Evaluating spatial genetic structure in Syntrichia
Spatial distances between individuals within a site and between sites will be converted into a distance matrix to provide a context for tests of spatial genetic structure. Environmental variables recorded for each site (e.g., mean annual precipitation, average temperature in wettest / driest months, etc.) will be summarized through a principal component analysis (PCA) of the covariance matrix. The axes explaining the majority of the variance in habitats will be used in further analyses as compound indicators of site environment. Within populations, pairwise kinship coefficients (F ij ) will be calculated for individual collections and the significance of the slope of the regression of F ij on the spatial distance between individuals will be tested by means of permutation tests (Mantel). The linearity of the relationship between geographic distance and a measure of genetic distance (F ST ) between populations will also be assessed via Mantel tests. Similarly, to test for a correlation between genetic and environmental differentiation, we will perform partial Mantel tests (controlling for the geographic distance) between pairwise F ST and pairwise differences in population scores along the PCA axes (e.g., Hutsemekers et al. 2010).
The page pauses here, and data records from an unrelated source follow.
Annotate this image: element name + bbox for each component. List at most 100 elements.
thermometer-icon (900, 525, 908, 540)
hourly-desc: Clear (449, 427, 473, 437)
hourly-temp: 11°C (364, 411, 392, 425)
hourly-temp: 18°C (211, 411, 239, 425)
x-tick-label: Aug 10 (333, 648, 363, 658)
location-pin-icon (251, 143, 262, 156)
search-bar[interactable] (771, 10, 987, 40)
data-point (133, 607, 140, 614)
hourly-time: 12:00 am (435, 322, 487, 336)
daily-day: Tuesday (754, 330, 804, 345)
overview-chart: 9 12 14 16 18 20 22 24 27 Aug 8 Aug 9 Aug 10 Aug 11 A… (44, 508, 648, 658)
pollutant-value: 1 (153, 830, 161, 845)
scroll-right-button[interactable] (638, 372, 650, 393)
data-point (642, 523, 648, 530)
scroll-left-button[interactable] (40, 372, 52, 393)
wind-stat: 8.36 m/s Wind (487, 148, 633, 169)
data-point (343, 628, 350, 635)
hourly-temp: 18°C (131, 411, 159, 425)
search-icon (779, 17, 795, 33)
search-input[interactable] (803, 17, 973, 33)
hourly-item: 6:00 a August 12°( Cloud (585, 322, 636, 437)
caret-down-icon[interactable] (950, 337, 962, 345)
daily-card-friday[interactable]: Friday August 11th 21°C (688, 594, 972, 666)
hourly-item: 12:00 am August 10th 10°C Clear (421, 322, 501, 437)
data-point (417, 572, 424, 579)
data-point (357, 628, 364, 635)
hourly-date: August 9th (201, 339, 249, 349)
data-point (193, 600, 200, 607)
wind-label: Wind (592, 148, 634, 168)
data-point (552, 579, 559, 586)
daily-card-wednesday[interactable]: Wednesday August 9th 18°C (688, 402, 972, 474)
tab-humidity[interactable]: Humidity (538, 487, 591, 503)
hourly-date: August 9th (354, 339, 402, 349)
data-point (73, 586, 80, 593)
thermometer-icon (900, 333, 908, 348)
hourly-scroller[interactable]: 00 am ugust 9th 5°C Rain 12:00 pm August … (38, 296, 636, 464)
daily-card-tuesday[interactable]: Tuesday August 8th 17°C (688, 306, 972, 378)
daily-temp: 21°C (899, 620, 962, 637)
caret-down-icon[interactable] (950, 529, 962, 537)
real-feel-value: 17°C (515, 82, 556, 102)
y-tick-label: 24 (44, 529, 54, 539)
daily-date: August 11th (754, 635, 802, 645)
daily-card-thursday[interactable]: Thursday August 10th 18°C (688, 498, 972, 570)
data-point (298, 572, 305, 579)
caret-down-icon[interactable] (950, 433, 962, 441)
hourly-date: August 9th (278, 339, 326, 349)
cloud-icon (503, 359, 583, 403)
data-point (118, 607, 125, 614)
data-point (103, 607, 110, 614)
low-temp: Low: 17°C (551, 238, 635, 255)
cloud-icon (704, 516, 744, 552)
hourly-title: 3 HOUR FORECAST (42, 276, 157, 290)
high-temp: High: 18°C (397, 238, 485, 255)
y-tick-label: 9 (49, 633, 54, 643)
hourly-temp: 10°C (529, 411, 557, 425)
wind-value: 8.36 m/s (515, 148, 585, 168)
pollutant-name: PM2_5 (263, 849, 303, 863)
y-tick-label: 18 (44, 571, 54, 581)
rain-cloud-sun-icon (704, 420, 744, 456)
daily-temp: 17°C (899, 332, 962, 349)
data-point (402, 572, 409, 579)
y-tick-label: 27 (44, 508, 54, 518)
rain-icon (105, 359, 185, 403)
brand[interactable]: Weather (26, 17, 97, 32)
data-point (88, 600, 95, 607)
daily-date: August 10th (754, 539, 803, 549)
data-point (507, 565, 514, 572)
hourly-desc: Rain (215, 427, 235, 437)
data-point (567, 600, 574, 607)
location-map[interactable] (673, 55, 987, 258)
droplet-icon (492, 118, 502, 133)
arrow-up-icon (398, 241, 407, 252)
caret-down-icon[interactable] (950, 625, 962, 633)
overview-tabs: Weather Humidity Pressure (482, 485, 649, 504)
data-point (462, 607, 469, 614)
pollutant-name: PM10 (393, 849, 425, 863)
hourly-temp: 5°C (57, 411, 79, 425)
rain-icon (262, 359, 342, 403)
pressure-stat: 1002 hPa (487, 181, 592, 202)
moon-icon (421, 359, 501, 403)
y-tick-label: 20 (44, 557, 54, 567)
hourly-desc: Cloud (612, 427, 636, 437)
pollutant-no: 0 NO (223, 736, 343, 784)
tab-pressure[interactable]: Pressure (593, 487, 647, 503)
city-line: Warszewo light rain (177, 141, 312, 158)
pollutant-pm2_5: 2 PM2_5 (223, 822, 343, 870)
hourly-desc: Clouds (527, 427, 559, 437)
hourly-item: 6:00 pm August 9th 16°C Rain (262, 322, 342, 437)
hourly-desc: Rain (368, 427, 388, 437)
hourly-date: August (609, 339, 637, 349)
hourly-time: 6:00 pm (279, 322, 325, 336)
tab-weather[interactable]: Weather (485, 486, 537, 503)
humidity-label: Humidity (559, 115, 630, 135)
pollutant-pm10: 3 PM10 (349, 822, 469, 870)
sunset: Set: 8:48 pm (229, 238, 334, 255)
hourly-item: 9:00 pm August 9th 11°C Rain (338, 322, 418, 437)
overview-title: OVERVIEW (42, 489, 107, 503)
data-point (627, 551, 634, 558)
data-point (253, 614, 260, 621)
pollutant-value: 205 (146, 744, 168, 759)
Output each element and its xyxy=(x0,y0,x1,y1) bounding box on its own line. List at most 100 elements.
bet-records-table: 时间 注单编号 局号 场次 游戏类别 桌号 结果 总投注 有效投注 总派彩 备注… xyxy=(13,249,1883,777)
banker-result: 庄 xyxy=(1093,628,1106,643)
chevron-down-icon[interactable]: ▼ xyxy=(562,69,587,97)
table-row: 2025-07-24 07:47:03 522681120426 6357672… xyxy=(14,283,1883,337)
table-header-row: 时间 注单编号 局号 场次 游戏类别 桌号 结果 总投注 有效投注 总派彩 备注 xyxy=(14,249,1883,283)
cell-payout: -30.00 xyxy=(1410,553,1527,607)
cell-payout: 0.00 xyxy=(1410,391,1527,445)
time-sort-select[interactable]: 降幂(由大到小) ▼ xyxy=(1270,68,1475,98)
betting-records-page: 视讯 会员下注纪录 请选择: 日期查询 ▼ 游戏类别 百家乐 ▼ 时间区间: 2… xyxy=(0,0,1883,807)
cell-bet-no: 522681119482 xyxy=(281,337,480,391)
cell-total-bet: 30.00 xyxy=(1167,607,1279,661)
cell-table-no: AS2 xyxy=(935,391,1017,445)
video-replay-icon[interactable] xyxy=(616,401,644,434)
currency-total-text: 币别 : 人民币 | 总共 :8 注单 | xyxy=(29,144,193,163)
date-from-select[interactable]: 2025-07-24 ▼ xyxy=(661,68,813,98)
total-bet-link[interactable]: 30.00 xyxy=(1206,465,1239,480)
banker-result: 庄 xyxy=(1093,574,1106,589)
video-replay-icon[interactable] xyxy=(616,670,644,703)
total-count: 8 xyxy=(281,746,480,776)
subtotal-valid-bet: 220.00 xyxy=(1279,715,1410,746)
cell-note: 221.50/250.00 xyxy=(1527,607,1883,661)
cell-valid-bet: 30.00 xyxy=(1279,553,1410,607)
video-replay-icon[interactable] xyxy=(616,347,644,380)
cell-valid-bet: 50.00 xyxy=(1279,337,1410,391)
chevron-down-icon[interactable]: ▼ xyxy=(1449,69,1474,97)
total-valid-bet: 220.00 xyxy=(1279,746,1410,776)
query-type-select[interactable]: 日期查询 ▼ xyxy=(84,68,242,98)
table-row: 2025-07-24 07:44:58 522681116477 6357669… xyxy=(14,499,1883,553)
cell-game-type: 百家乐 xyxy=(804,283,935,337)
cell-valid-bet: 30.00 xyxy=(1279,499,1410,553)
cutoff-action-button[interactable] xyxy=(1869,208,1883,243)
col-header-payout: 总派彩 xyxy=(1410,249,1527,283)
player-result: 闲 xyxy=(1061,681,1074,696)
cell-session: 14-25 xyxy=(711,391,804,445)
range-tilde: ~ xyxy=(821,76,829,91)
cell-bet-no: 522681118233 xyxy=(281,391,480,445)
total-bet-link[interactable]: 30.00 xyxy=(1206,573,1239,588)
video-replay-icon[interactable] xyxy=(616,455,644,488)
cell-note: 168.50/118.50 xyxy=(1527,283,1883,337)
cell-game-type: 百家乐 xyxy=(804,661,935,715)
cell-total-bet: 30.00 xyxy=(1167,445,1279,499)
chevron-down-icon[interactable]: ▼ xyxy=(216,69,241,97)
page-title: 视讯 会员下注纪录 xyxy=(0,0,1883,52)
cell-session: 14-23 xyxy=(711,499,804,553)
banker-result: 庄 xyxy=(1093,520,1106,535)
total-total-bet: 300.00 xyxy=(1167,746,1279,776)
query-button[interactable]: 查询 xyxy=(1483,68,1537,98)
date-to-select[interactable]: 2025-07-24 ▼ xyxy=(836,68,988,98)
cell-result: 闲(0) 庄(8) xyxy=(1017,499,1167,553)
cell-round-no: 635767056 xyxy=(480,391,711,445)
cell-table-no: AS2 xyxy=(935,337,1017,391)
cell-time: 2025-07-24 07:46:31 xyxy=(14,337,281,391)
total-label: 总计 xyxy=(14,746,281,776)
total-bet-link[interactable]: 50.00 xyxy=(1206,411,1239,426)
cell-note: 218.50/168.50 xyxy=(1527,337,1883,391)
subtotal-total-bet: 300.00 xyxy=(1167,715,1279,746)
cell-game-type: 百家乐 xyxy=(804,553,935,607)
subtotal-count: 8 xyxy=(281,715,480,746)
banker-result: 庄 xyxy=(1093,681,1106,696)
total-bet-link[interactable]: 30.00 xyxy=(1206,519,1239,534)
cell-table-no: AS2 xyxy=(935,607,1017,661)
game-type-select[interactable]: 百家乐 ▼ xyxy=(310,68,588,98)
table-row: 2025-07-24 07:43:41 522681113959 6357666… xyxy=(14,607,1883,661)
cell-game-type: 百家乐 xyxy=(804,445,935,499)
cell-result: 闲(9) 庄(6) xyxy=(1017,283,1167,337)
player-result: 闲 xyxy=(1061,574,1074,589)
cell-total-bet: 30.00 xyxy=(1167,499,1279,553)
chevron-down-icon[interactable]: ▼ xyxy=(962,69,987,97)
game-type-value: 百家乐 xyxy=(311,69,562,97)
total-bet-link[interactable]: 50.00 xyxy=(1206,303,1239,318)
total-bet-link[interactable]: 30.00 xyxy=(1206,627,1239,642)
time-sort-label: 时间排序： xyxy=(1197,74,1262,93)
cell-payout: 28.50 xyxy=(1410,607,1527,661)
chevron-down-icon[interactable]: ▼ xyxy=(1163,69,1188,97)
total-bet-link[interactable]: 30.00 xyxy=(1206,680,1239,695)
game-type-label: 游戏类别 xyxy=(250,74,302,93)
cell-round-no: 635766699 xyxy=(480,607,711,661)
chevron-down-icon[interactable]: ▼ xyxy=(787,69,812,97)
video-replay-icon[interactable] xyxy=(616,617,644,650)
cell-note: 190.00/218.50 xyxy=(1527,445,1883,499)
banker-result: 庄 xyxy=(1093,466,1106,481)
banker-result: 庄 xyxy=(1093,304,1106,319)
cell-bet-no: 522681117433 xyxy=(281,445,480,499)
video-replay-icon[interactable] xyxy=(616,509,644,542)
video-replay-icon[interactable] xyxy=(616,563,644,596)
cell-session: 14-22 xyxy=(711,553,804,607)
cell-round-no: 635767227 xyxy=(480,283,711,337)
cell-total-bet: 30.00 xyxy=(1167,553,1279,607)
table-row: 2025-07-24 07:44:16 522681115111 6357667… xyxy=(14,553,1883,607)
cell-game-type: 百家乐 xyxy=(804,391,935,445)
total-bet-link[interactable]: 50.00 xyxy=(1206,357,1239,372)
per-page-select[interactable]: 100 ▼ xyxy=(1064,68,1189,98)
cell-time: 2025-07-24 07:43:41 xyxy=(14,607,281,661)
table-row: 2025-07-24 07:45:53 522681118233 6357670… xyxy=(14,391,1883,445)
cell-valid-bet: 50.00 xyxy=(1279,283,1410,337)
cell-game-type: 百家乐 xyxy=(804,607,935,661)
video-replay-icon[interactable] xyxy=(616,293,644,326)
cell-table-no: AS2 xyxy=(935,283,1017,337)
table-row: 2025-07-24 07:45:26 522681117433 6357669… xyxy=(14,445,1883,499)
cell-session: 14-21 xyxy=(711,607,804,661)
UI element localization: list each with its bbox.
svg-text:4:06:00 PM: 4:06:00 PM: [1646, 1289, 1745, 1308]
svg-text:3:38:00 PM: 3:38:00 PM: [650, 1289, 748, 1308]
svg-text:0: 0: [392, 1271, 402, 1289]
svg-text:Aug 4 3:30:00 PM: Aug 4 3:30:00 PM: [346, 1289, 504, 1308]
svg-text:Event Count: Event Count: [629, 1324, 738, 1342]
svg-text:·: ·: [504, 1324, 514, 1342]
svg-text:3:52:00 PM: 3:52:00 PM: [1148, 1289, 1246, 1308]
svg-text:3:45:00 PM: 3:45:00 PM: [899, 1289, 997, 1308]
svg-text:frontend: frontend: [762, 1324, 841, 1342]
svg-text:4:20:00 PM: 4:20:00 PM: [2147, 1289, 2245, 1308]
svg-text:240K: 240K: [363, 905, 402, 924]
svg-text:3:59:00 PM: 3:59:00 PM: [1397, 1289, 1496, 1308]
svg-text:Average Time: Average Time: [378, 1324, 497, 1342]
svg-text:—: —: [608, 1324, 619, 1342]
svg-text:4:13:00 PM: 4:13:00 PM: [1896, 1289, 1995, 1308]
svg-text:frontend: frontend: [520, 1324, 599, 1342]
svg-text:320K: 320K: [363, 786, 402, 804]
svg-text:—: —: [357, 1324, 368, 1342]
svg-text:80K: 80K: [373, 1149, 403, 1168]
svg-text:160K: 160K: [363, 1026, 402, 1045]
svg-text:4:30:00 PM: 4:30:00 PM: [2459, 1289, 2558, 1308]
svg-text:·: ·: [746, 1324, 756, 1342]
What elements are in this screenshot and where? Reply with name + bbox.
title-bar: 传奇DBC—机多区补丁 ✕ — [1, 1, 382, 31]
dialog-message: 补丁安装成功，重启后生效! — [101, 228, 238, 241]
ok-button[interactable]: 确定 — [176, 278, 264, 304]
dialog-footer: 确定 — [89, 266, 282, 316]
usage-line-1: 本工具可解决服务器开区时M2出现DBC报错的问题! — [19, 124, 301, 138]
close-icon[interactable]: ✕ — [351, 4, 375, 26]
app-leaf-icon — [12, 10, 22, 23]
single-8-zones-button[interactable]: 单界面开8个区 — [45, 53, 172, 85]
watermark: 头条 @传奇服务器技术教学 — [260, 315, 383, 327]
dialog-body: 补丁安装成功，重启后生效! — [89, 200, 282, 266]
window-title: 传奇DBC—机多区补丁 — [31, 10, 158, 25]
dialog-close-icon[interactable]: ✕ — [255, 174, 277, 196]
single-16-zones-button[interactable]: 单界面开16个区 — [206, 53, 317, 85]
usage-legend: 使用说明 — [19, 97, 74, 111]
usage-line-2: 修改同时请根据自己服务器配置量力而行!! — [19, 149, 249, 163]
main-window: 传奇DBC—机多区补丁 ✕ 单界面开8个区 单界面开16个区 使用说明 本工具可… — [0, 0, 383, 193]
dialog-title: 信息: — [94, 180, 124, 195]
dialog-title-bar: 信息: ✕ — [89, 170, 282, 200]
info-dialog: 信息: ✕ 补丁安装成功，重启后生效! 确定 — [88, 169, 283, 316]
Overall, these tests will allow us to evaluate the degree of spatial genetic structuring within and between populations, and whether geographic distance or environment has more of an influence on genetic variation. The spatial genetic structure characterized through the Mantel tests and overall predictability of population assignments based on geographic or environmental partitions will be further explored and corroborated in a variational Bayesian probabilistic framework using fastSTRUCTURE (Raj et al. 2014).
Finally, to augment our understanding of spatial genetic structure, the extent and direction of migration between Syntrichia populations will be estimated from the SNP genotype data in a maximum likelihood framework using Migrate-n (Beerli & Felsenstein 2001; Beerli 2006).